I tweeted this idea out earlier today:

Radical Notion: National standards should be written by successful people not of that field. Poets writing math standards, etc…

Think about it for a moment. It makes more sense than it seems at first.

Here’s my thoughts that get me there… in a somewhat logical progression:

  1. Standards are currently made by the people who work in the field and care deeply about the standards.
  2. Those folks are going to have a somewhat skewed view of what everyone should know about the subject.
  3. This contributes to the problem we have where high school teachers teach subjects before they teach kids… which in practice often looks like teaching to the 10-20% of the class who do love the subject and may major in it.
  4. If we are to believe that national standards are important, then it should contribute to a body of skills and knowledge that are important enough that people should be able to know / do those things long after they graduate.
  5. And yet, most successful adults would struggle greatly with passing many of our high school standardized tests.
  6. Which suggests that the standards (or at the very least the way we measure the standards) are off.

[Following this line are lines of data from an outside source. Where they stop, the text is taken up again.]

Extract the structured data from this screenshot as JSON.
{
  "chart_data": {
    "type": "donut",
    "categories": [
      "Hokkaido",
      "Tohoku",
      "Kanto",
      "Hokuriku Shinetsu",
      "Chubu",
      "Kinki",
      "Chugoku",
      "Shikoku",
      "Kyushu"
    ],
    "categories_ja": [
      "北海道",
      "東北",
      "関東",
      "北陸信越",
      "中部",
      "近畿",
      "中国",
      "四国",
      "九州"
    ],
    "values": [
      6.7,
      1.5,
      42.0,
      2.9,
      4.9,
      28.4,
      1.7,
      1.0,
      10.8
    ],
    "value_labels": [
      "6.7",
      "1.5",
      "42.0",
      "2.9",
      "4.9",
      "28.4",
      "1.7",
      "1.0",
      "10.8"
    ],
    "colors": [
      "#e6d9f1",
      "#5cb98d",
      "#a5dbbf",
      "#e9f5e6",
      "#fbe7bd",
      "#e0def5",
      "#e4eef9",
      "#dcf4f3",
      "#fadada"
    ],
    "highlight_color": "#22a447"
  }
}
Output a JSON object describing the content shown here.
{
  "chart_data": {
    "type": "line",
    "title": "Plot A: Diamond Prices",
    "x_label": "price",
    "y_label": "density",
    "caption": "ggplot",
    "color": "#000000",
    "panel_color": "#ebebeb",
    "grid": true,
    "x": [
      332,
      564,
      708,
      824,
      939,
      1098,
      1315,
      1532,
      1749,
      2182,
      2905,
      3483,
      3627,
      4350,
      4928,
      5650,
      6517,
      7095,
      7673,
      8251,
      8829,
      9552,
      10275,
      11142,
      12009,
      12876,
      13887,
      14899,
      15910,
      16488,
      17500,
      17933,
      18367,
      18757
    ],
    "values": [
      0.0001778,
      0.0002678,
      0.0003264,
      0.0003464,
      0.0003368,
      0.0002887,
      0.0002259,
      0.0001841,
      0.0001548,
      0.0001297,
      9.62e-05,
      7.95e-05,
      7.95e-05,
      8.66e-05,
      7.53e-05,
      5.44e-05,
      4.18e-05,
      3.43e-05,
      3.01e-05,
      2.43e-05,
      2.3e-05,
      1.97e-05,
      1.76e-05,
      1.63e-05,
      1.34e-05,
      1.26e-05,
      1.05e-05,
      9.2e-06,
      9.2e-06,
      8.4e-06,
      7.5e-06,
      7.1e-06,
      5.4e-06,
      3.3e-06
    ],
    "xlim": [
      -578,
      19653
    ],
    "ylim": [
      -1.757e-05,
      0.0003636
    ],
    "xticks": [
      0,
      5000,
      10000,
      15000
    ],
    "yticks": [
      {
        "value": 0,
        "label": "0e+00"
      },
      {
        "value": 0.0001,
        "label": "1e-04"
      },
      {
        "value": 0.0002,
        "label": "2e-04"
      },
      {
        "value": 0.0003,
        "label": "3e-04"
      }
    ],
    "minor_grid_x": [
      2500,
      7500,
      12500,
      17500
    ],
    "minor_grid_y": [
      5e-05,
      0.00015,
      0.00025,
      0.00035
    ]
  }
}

So how do we discover what every American needs to know about history? About science? About math? About reading and writing?

I don’t believe it is by asking the experts of the field.

I want to know what math the CEO of NBC uses every day. I want to know what math a state senator uses. I want to know what science a writer for the New York Times feels is important to her to do her job. I want to know what history a surgeon finds is important to know. Let’s convene those panels and try to come up with the standards that a fully-realized citizen needs to know to take an active role in their world.

Of course the mathematician wants every to understand sine and cosine, but if the overwhelming majority of citizens have no need for trig functions, then why is it on the graduation test? Of course the scientist wants us all to be able to balance equations, but I haven’t used that specific information since high school. Why are assessing it for proficiency?

Let’s let the successful people of the world, with the benefit of hindsight about their own schooling, sit down with the teachers. Let’s all listen to each other and remember that what we want the standards to do is to create a floor under which no child falls. We have to keep in mind that these standards do not live in isolation, instead being obviously linked to a participatory life. Listening to the people who didn’t make the subject area their life work but still lived a productive, successful life is probably is a good place to start.